James reviewed each product description included in Cadbury's trade mark application and said that major advertising campaigns had helped Cadbury distinguish its purple shaded mark for chocolate bars and chocolate in tablet form from other brands and that its built-up reputation had engendered distinctive character into the mark when used on packaging for those goods.
Cadbury also built up distinctive character in other "eating chocolate" goods, James said. These goods were distinct from cooking chocolate, he said. The trade marked purple shade is distinctive with Cadbury's chocolate "per se", because brands like 'Twirl' and 'Buttons' have existed sufficiently long without "direct competition" and because 'Dairy Milk' and other Cadbury bar and tablet brands have helped those brands build the distinctive character, he said.
However, James said Cadbury had not proven that it had built distinctive character in all "confectionery chocolate" to merit trade mark protection on such broad scope. James said. He also said Cadbury had not built up enough of a distinctive character to qualify for protection for the use of its purple-shaded mark in relation to blended "chocolate assortments", such as in packaging for its 'Roses' chocolates.

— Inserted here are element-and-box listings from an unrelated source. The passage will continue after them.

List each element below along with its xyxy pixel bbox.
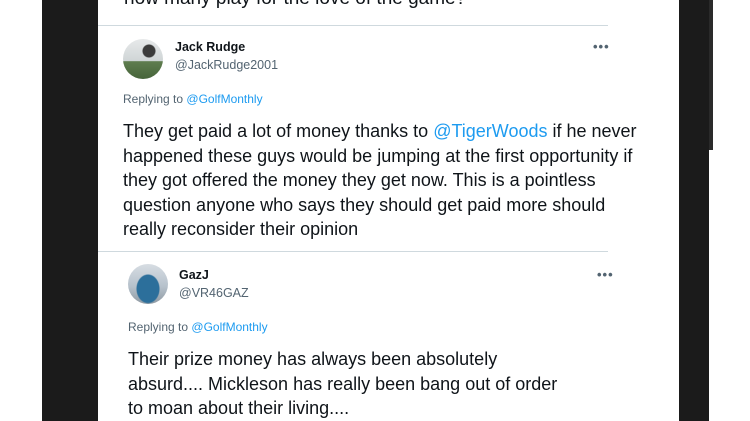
replying-to-mention-link[interactable]: @GolfMonthly	[191, 320, 267, 334]
phone-bezel-left	[42, 0, 98, 421]
divider	[98, 251, 608, 252]
avatar[interactable]	[128, 264, 168, 304]
tweet-mention-link[interactable]: @TigerWoods	[433, 121, 547, 141]
tweet-author-name[interactable]: GazJ	[179, 268, 209, 282]
phone-bezel-right	[679, 0, 709, 421]
avatar[interactable]	[123, 39, 163, 79]
replying-to-label: Replying to	[128, 320, 189, 334]
tweet-author-handle[interactable]: @VR46GAZ	[179, 286, 249, 300]
tweet-text: They get paid a lot of money thanks to @…	[123, 119, 643, 242]
tweet-author-handle[interactable]: @JackRudge2001	[175, 58, 278, 72]
replying-to: Replying to @GolfMonthly	[123, 92, 263, 106]
phone-screen: how many play for the love of the game? …	[98, 0, 679, 421]
tweet-author-name[interactable]: Jack Rudge	[175, 40, 245, 54]
replying-to-mention-link[interactable]: @GolfMonthly	[186, 92, 262, 106]
replying-to-label: Replying to	[123, 92, 184, 106]
more-options-icon[interactable]: •••	[597, 267, 614, 282]
tweet-text-part: They get paid a lot of money thanks to	[123, 121, 434, 141]
tweet-text: Their prize money has always been absolu…	[128, 349, 558, 418]
more-options-icon[interactable]: •••	[593, 39, 610, 54]
previous-tweet-text: how many play for the love of the game?	[124, 0, 466, 10]
replying-to: Replying to @GolfMonthly	[128, 320, 268, 334]
phone-side-button	[709, 0, 713, 150]
divider	[98, 25, 608, 26]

James said there was enough market evidence to suggest that Cadbury had built distinctive character around its use of the Pantone shade in "drinking chocolate" products in 2004 when its application was made, but that the company had "not shown that the mark had acquired a distinctive character for chocolate cakes at the relevant date".
Nestlé had also argued that Cadbury's mark should be revoked because the mark's description allowed for the possibility of it being used on multiple products and meant that it could constitute more than one sign. James rejected Nestlé's claim.
"The potential for the application of the sign to the goods to vary from product to product, in terms of the proportion of the visible surface of the packaging covered by the colour, is not a reason to conclude that the mark itself is made up of an infinite number of signs. The mark itself – the colour purple Pantone 2685C - is fixed and stable," James said.
Nestlé had also claimed that Cadbury's mark was "not capable of being graphically represented" due to vague wording on Cadbury's application, but James said the wording was sufficiently clear. James further rejected Nestlé's claims that the mark was not trade mark-able because, as a colour, it was "not capable of distinguishing the goods" from other chocolate products. James said that tested European case law had shown that colours were capable of being trade marked.
James also rejected Nestlé's argument that Cadbury had registered the mark in bad faith as "absurd". Because Cadbury did not use or intend to use the trade marked colour across all of its packaging at the time it was registered the mark should be revoked, Nestlé had argued, claiming that the appearance of brand names on Cadbury packaging proved its point.
"I do not think that the description used by Cadbury could reasonably be taken to exclude the possibility of the use of brand names on the packaging of the product," James said.
"To interpret the words so literally would be absurd. Further, even if this ultra literal interpretation of the words is correct, it is farfetched to suggest that the use of the words '….applied to the whole visible surface..' etc. ... can properly be characterised as Cadbury having fallen short '…of the standards of acceptable commercial behaviour observed by reasonable and experienced men in the particular area being examined', which is the measure of bad faith adopted by the English courts," he said.